BSA Reinstates Construction Permit in Rezoned Area

Eric Palatnik testifies before the Board of Standards and Appeals. Image credit: BSA

Eric Palatnik testifies before the Board of Standards and Appeals. Image credit: BSA

The Board recognized the applicant’s right to complete construction had vested under the previous zoning scheme.  On March 31, 2015 the Board of Standards and Appeals voted to reinstate a construction permit for the applicant, 1016 East 13th Realty, LLC, to construct a five-story mixed commercial and residential building in Midwood, Brooklyn.  The building site is located at 1016 East 13th Street, and will feature eight dwelling units plus 2,178 square feet of community facility floor area.
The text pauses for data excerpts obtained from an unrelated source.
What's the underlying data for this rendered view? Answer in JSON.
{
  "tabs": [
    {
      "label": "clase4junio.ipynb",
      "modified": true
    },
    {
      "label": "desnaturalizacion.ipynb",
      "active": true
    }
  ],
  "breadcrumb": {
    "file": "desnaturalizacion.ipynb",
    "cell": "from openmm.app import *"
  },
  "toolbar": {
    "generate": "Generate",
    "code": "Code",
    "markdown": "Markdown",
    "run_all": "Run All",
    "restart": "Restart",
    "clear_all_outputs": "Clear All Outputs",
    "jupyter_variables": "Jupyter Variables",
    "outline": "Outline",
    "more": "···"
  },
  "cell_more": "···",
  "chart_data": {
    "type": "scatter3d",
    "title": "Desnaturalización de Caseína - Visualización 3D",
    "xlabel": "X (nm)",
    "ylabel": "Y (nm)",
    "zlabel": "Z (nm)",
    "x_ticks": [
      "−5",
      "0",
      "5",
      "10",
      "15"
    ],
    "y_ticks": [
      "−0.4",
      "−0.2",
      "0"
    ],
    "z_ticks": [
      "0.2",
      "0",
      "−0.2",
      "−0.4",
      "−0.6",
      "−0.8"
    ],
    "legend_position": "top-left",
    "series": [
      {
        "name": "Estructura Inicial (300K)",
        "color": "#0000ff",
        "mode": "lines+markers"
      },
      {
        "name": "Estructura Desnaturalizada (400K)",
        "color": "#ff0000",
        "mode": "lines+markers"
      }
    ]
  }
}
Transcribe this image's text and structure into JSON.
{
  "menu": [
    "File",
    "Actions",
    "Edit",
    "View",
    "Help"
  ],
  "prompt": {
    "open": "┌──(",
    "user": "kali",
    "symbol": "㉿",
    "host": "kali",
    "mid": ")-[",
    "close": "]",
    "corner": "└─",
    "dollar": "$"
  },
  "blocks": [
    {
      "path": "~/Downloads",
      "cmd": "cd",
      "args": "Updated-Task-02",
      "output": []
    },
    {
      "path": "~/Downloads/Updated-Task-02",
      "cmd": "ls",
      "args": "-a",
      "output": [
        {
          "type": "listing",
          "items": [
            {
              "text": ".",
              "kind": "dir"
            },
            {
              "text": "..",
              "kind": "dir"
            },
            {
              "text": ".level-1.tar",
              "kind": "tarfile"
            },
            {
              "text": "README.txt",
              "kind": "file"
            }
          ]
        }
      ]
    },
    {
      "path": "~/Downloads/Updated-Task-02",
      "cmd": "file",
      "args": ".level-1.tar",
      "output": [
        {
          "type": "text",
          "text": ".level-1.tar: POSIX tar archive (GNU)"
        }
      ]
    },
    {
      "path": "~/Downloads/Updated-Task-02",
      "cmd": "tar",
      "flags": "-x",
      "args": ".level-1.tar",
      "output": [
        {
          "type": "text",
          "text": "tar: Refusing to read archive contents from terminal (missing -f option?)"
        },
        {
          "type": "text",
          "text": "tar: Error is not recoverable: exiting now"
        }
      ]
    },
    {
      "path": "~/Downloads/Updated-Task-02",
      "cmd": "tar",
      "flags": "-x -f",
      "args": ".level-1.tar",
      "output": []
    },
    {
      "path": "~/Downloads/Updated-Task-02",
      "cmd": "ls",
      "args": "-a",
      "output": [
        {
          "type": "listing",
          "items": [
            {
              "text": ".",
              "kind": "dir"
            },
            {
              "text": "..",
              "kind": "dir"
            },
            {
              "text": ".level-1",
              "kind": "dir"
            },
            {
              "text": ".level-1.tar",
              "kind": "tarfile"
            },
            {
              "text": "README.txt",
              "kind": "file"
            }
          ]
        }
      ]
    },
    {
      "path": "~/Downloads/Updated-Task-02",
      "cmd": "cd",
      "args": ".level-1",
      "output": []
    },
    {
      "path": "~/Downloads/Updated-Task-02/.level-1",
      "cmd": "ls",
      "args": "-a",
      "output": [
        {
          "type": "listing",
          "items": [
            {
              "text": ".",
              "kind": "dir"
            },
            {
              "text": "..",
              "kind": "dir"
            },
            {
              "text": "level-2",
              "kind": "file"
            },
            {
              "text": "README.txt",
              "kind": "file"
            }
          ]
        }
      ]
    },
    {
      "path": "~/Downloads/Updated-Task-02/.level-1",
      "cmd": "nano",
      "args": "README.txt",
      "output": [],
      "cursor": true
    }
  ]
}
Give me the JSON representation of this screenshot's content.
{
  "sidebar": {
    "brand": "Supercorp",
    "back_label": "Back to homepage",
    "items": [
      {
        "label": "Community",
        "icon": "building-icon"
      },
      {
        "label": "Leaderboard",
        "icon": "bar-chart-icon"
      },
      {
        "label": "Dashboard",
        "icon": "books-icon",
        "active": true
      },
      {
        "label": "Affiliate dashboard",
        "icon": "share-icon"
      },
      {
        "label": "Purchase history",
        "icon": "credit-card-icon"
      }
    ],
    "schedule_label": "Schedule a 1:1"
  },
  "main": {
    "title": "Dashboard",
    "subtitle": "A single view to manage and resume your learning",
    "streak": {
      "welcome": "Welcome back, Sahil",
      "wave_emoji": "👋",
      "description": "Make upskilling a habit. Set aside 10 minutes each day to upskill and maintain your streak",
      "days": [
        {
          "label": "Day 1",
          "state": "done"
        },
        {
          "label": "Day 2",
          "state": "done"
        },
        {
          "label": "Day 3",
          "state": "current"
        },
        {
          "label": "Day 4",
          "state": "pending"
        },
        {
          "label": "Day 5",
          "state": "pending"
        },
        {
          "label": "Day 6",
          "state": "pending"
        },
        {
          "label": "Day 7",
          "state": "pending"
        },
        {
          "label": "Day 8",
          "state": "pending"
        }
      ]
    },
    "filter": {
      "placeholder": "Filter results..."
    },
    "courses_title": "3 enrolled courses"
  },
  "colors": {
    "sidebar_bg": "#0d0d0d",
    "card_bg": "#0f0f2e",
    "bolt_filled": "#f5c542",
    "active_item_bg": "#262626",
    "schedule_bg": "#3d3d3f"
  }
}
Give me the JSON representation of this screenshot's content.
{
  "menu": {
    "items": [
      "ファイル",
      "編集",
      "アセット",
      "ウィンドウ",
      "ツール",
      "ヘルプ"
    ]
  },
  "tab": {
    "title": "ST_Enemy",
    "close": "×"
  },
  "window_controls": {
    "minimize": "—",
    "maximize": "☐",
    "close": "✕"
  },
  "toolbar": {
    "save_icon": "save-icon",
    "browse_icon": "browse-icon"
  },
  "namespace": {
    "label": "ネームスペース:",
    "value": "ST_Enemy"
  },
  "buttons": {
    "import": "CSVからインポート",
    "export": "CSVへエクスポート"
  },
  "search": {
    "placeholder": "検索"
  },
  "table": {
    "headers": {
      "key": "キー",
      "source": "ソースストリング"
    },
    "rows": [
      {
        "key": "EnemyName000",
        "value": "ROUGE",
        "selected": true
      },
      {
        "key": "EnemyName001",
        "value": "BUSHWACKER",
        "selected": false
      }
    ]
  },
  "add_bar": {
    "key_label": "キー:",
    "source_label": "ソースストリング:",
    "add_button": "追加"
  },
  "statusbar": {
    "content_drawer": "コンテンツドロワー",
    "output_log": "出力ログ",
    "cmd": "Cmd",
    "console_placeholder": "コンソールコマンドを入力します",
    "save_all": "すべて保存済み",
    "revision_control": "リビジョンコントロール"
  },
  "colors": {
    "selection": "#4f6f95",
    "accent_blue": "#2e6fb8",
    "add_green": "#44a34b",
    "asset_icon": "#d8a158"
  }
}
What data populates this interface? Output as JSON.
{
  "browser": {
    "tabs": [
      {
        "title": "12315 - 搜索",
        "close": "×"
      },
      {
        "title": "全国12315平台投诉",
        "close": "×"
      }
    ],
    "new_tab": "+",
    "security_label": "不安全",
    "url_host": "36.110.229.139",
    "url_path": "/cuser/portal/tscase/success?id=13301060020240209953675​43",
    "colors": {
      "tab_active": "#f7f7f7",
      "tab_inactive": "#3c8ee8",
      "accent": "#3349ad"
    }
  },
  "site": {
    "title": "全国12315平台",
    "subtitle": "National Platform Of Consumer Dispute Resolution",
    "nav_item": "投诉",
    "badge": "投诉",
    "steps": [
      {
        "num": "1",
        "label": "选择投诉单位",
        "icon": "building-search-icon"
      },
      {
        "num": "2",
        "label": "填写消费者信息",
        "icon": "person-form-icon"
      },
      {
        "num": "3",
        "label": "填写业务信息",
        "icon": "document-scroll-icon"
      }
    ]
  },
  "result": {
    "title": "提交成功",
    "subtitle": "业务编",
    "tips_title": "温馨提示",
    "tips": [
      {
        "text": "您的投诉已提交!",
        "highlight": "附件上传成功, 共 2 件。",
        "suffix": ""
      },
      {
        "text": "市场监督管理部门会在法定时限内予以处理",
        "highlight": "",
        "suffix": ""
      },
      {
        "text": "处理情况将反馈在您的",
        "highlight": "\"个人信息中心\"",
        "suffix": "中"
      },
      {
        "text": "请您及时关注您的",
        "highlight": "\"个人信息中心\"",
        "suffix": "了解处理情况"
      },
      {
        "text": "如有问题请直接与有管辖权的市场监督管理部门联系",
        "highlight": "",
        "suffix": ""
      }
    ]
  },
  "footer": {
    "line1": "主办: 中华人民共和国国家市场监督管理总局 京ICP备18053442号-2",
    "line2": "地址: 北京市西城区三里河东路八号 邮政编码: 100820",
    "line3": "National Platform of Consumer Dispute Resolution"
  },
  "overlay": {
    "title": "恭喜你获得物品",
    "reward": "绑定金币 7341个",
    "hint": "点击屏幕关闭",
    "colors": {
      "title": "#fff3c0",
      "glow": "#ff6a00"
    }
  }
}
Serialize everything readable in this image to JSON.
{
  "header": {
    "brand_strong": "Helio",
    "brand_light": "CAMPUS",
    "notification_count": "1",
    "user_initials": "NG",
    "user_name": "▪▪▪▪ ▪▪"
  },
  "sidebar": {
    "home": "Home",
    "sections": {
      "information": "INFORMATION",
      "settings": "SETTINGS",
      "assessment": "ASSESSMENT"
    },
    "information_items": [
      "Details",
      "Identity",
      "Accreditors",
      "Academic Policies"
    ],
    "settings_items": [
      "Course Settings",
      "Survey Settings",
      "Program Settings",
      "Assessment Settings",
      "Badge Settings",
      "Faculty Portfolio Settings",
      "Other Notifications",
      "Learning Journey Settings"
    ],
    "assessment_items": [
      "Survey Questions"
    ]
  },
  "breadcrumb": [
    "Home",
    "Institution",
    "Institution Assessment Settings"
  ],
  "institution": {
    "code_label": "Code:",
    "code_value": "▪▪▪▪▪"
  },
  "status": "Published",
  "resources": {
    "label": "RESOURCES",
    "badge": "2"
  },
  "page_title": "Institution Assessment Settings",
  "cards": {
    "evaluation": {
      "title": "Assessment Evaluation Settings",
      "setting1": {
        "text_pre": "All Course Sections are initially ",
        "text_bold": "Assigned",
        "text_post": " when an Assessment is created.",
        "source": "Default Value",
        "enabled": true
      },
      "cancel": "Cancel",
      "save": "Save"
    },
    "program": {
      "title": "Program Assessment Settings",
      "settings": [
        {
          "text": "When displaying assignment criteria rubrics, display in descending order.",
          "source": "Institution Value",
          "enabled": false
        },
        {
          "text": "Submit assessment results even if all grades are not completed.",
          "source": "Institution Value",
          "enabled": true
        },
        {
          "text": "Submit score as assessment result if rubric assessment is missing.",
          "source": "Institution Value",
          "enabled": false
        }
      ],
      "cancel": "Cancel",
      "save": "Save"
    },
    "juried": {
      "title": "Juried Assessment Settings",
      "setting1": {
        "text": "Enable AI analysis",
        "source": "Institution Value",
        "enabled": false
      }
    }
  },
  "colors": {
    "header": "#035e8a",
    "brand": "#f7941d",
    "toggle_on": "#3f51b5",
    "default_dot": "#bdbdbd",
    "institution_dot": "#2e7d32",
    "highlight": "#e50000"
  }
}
On December 29, 2005 the Department of Buildings issued the applicant a construction permit authorizing construction of the proposed building.  However on April 5, 2006 the City Council adopted the Midwood Rezoning, which rezoned the construction site from C4-3 to R5.  As a result of the rezoning, the applicant’s proposed building was in violation of zoning regulations on total FAR, residential FAR, maximum street wall height, maximum building height, lot coverage, and side yards.  By the time the rezoning took effect, the applicant had constructed 100 percent of the foundations, all footings and foundation walls, and the elevator pit, at a cost of $296,408.  On June 16, 2014 the applicant requested a reinstatement of the permit, arguing it had acquired vested rights at common law to complete construction as designed.

A public hearing was held on February 10, 2015, with a further hearing on March 10.  Michael Vargas, project architect, testified the original construction design is the only way construction can proceed without the applicant incurring substantial financial loss.  Mr. Vargas demonstrated several different designs permitted under the new zoning designation and showed how each would result in a loss for the applicant.

On March 31, 2015 the Board voted 4-0 to grant the application and reinstate the permit for a four-year period.  In its final report the Board noted a common law vested right to continue construction after a change in zoning generally exists if the owner has undertaken substantial construction, has made substantial expenditures, and serious loss will result if the right to proceed under prior zoning is denied.  The Board found the completion of the foundation and the $296,408 spent to date to qualify as substantial, and agreed with the applicant’s testimony that to comply with the R5 district would result in serious economic loss.

BSA: 1016 East 13th Street, Brooklyn (140-14-A) (Mar. 31, 2015) (Eric Palatnik, P.C. for 1016 East 13th Realty, LLC, owner).

By:  Michael Twomey (Michael is the CityLaw Fellow and a New York Law School graduate, Class of 2014).